SaaS: Software as a Service

Software as a service is a software distribution model in which a technology provider (us) offers a series of “services” in the cloud to its customers (the utilities), which are delivered to end users so that they can access them through a web browser or a mobile application developed for this purpose.

The provider is in charge of providing the service, taking care of the daily operation, maintenance, updating and evolution of the software, while the customer pays a fee for the use of one or more applications, as opposed to a classic model where the customer would have to bear the full cost of development and operation.

Software as a service often comes hand in hand with a feature that makes the model especially efficient: it is multi-tenancy.

Multi-tenancy applications

Imagine you want to create a web application and market it in such a way that multiple organizations can use it, how would you implement such a project? You could simply take the code base of your application and copy it completely for each organization, right?… but this implies that now you are going to have to support multiple instances of your application separately.

Clearly this is not the best solution, since in this case your development team would have to manage server infrastructure, upgrades or new functionality separately for each instance. If your application is being used by, say, a dozen organizations, and you want to deploy a new version, to update all the applications, your development team would have to do the same deployment a dozen times! There is a much better solution.

You can develop a multi-tenant application.

Multitenancy is a property that a software application may have that takes its name from the term “multi-tenant” (can be interpreted as “multi-organization”). It corresponds to a principle of software architecture in which a single instance of an application running on a server can serve multiple clients or organizations at the same time.

Multi-tenant software-as-a-service applications are extremely popular in 2019, but why? Basically, because they allow us to offer the same application to many customers at the same time, distributing the cost of infrastructure and maintenance among all of them. That is, an application that allows with a single instance and a single database, for example, to serve all customers at the same time.

The main idea is simple: to have a single code base that runs for all clients, with the same data structure, but implementing a mechanism that allows us to separate and isolate the data belonging to each of the organizations, in a way that is transparent to the client. That is, to look the same as any other single-tenant application.
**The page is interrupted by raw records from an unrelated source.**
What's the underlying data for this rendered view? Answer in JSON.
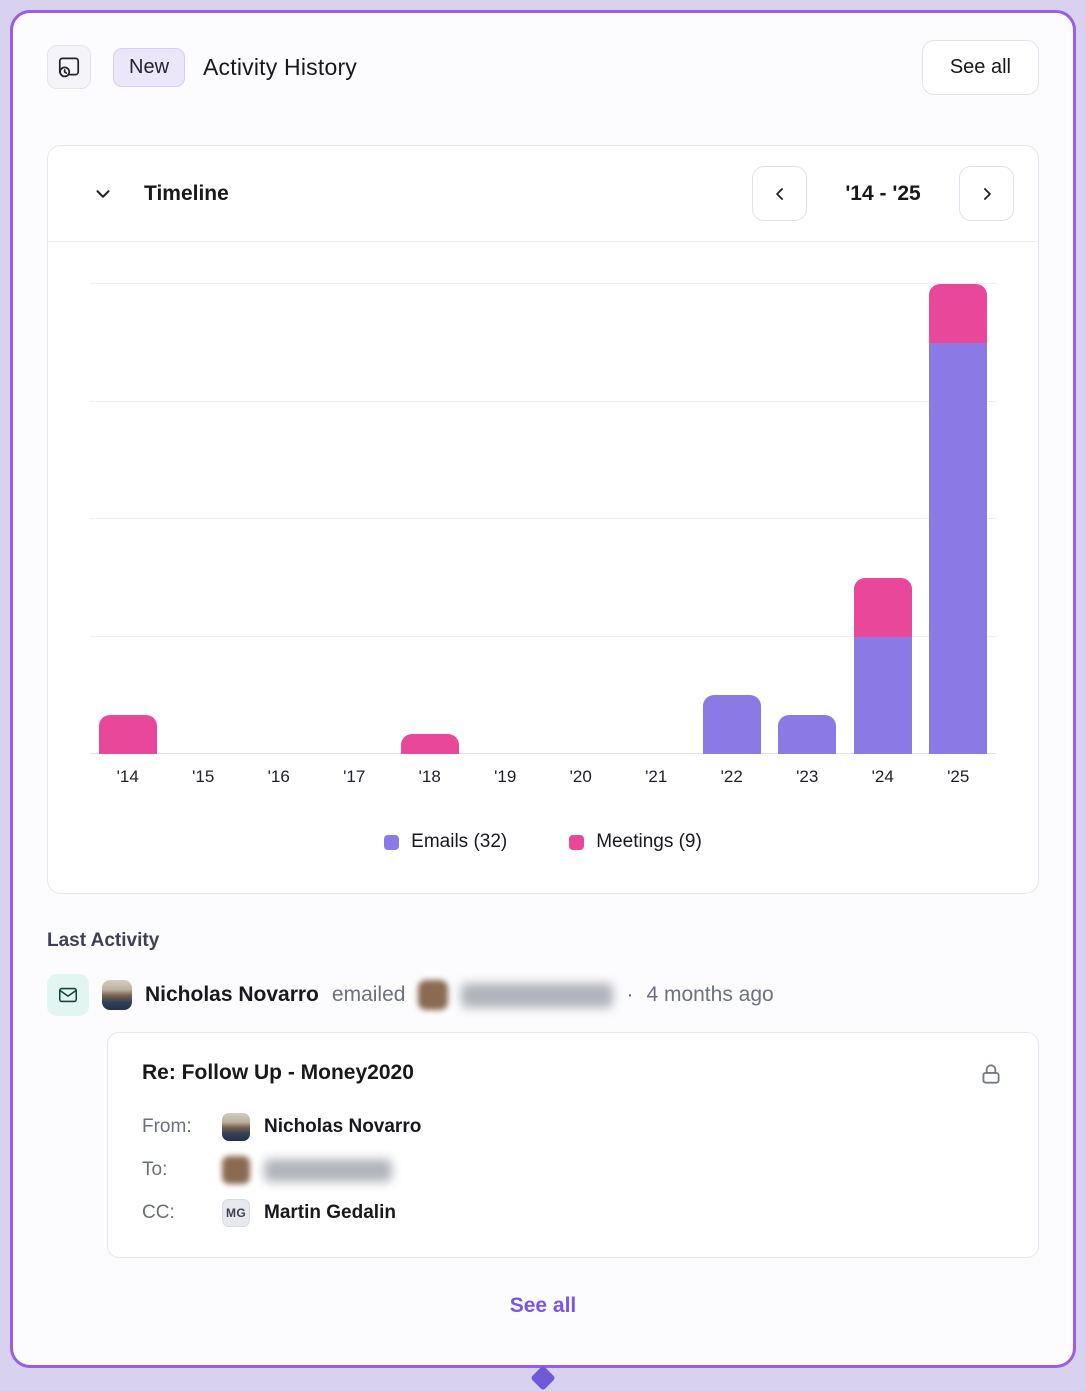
{
  "header": {
    "badge": "New",
    "title": "Activity History",
    "see_all": "See all"
  },
  "timeline": {
    "title": "Timeline",
    "range": "'14 - '25"
  },
  "chart_data": {
    "type": "bar",
    "stacked": true,
    "title": "",
    "xlabel": "",
    "ylabel": "",
    "categories": [
      "'14",
      "'15",
      "'16",
      "'17",
      "'18",
      "'19",
      "'20",
      "'21",
      "'22",
      "'23",
      "'24",
      "'25"
    ],
    "series": [
      {
        "name": "Emails (32)",
        "total": 32,
        "color": "#8b79e6",
        "values": [
          0,
          0,
          0,
          0,
          0,
          0,
          0,
          0,
          3,
          2,
          6,
          21
        ]
      },
      {
        "name": "Meetings (9)",
        "total": 9,
        "color": "#e8479a",
        "values": [
          2,
          0,
          0,
          0,
          1,
          0,
          0,
          0,
          0,
          0,
          3,
          3
        ]
      }
    ],
    "ylim": [
      0,
      24
    ],
    "gridlines": [
      0,
      6,
      12,
      18,
      24
    ],
    "grid": true,
    "legend_position": "bottom"
  },
  "last_activity": {
    "label": "Last Activity",
    "actor": "Nicholas Novarro",
    "action": "emailed",
    "target_redacted": true,
    "dot": "·",
    "time": "4 months ago",
    "email": {
      "subject": "Re: Follow Up - Money2020",
      "locked": true,
      "from_label": "From:",
      "from": "Nicholas Novarro",
      "to_label": "To:",
      "to_redacted": true,
      "cc_label": "CC:",
      "cc": "Martin Gedalin",
      "cc_initials": "MG"
    }
  },
  "footer": {
    "see_all": "See all"
  }
}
The physical implementation of this concept has several possible approaches: The code base will be unique, but there may be only one physical copy running on a server, or it may be deployed on several servers running the same code in parallel. As for the data, they may be stored in a single database, or there may be a separate database for each customer, but all with an analogous structure.
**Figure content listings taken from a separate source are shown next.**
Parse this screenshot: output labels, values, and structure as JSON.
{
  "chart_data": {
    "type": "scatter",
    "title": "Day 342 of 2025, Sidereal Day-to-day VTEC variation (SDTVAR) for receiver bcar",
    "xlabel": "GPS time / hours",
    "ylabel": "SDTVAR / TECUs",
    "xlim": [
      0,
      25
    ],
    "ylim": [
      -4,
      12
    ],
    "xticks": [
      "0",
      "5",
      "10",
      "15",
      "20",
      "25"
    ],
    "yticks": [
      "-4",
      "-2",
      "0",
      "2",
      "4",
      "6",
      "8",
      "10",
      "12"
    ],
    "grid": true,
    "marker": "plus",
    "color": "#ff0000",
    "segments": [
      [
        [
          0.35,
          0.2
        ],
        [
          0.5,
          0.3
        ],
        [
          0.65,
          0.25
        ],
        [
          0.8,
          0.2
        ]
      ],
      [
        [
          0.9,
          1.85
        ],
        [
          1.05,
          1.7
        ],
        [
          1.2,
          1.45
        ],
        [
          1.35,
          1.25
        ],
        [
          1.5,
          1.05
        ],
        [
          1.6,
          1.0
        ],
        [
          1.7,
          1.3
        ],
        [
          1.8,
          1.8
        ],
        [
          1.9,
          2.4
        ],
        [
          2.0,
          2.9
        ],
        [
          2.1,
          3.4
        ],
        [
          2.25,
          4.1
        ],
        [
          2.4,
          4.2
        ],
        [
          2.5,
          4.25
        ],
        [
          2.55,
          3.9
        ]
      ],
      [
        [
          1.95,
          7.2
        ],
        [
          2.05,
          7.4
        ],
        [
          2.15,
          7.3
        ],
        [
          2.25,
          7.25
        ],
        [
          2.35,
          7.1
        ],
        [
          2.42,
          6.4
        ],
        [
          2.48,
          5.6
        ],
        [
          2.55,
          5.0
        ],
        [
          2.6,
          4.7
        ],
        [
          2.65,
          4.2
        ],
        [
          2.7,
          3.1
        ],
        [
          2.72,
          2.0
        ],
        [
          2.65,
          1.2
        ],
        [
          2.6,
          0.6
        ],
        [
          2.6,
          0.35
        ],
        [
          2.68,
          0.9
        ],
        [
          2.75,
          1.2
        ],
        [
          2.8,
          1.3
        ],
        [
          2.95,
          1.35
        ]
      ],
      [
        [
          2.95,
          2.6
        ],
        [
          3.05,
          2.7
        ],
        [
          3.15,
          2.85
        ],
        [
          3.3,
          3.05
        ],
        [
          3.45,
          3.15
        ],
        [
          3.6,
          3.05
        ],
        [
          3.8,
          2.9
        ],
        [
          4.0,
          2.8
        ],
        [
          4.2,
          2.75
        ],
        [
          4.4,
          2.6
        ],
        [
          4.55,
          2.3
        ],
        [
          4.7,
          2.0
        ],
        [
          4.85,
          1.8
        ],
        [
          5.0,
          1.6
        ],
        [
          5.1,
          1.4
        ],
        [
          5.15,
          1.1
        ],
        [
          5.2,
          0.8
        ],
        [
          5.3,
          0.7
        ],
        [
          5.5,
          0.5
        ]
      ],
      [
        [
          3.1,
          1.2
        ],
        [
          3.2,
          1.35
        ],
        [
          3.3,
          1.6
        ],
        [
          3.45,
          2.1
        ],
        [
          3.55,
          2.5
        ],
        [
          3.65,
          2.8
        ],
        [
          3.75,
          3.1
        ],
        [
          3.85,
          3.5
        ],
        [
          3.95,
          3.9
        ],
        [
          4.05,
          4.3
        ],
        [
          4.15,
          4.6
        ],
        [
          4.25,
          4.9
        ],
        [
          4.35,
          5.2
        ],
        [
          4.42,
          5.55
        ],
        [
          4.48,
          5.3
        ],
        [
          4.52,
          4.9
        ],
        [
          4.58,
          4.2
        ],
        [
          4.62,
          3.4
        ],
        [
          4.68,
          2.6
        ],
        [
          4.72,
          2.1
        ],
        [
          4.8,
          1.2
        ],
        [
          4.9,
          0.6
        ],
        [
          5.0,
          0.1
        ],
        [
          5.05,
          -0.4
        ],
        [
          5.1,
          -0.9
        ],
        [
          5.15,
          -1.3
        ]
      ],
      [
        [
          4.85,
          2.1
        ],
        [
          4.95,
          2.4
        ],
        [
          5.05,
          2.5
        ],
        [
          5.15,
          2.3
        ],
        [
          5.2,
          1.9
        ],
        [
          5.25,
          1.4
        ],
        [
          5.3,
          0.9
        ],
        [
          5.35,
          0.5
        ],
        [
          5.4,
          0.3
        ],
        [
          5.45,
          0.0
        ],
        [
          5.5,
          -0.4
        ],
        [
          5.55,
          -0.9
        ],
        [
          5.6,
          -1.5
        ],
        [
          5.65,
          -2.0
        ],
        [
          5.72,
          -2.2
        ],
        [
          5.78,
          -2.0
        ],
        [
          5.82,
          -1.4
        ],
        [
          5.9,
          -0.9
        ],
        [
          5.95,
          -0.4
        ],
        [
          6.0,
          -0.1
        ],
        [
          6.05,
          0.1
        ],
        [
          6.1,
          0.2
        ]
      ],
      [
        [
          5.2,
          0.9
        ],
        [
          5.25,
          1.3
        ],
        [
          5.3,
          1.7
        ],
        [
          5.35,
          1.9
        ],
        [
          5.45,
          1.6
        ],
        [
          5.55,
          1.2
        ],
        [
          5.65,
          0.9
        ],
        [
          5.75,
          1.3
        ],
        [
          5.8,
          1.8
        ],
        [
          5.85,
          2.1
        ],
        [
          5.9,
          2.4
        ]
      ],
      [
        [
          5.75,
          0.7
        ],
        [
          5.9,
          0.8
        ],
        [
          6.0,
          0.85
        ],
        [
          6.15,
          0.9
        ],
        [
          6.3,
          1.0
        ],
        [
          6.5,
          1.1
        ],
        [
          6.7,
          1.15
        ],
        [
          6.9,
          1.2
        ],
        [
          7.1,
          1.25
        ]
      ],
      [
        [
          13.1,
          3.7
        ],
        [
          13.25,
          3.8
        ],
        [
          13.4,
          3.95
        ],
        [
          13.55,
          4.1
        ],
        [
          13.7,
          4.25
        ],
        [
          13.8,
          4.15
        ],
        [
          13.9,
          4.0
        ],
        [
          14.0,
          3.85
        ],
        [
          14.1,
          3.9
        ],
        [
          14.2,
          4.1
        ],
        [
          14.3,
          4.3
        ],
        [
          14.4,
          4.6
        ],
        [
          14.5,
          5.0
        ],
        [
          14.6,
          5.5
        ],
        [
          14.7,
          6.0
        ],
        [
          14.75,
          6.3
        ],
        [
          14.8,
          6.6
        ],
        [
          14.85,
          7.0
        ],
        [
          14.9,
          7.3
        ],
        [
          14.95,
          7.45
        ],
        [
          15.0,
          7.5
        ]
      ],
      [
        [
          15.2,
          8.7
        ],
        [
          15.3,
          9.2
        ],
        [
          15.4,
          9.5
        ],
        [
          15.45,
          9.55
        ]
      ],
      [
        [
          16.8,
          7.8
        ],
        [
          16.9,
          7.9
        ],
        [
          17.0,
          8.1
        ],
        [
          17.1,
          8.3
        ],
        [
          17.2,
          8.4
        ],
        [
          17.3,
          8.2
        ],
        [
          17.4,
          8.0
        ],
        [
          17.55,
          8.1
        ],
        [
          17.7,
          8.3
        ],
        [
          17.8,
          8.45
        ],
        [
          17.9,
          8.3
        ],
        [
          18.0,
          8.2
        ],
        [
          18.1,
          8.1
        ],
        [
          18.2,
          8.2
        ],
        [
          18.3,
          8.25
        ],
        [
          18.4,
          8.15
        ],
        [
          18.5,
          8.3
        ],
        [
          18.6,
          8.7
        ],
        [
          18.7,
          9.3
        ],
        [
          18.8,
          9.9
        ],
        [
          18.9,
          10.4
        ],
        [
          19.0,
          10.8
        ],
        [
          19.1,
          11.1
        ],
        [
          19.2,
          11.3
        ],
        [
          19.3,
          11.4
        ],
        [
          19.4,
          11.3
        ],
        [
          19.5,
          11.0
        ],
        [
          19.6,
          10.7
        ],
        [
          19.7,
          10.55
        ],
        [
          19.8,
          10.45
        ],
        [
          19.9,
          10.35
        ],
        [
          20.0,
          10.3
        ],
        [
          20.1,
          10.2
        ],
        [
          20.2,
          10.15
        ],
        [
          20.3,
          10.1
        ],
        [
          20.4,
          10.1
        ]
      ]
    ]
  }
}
The implications of this type of architecture are significant. Updating the code base means updating it for all customers at the same time; this has the great advantage that everyone shares in the improvements immediately, without the need for a complex phased implementation plan. At the same time, it has the problem of requiring a clear understanding of the effects that general changes may have on the particularities of each client. In terms of data structures, a great advantage of having unified structures, whether they are hosted in the same physical database or not, is the possibility of making aggregated queries on the data of all clients.
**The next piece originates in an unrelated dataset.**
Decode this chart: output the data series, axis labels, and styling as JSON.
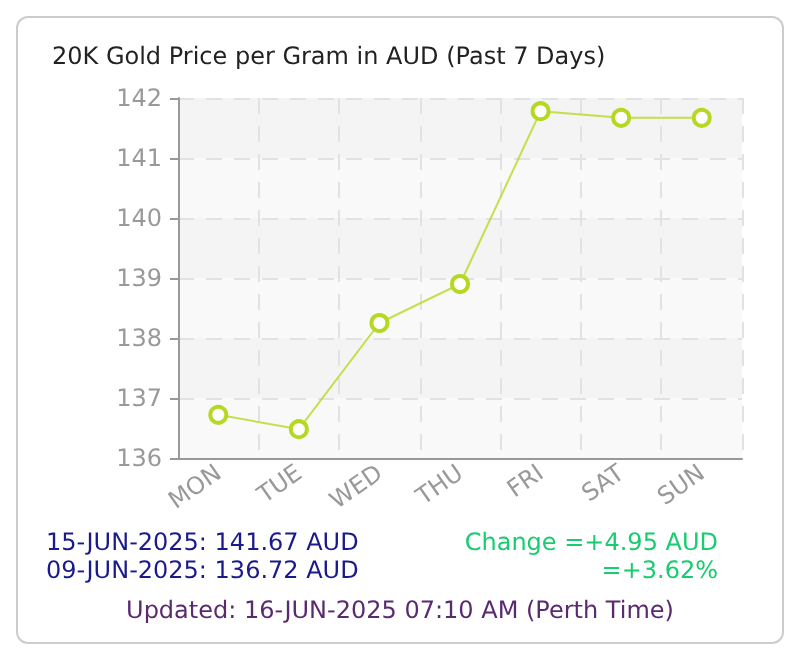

In terms of maintenance and updating processes, logically the structures must be modified at the same time as the code that uses them. This means that there is usually little or no downtime for the application in production, so these operations must be planned to have as little impact on performance as possible. If possible, it is best to implement “hot-deploy” mechanisms (as they are often called) which aim to have zero-downtime.

If you are serious about building horizontally scalable distributed systems, they definitely have to be multi-tenant.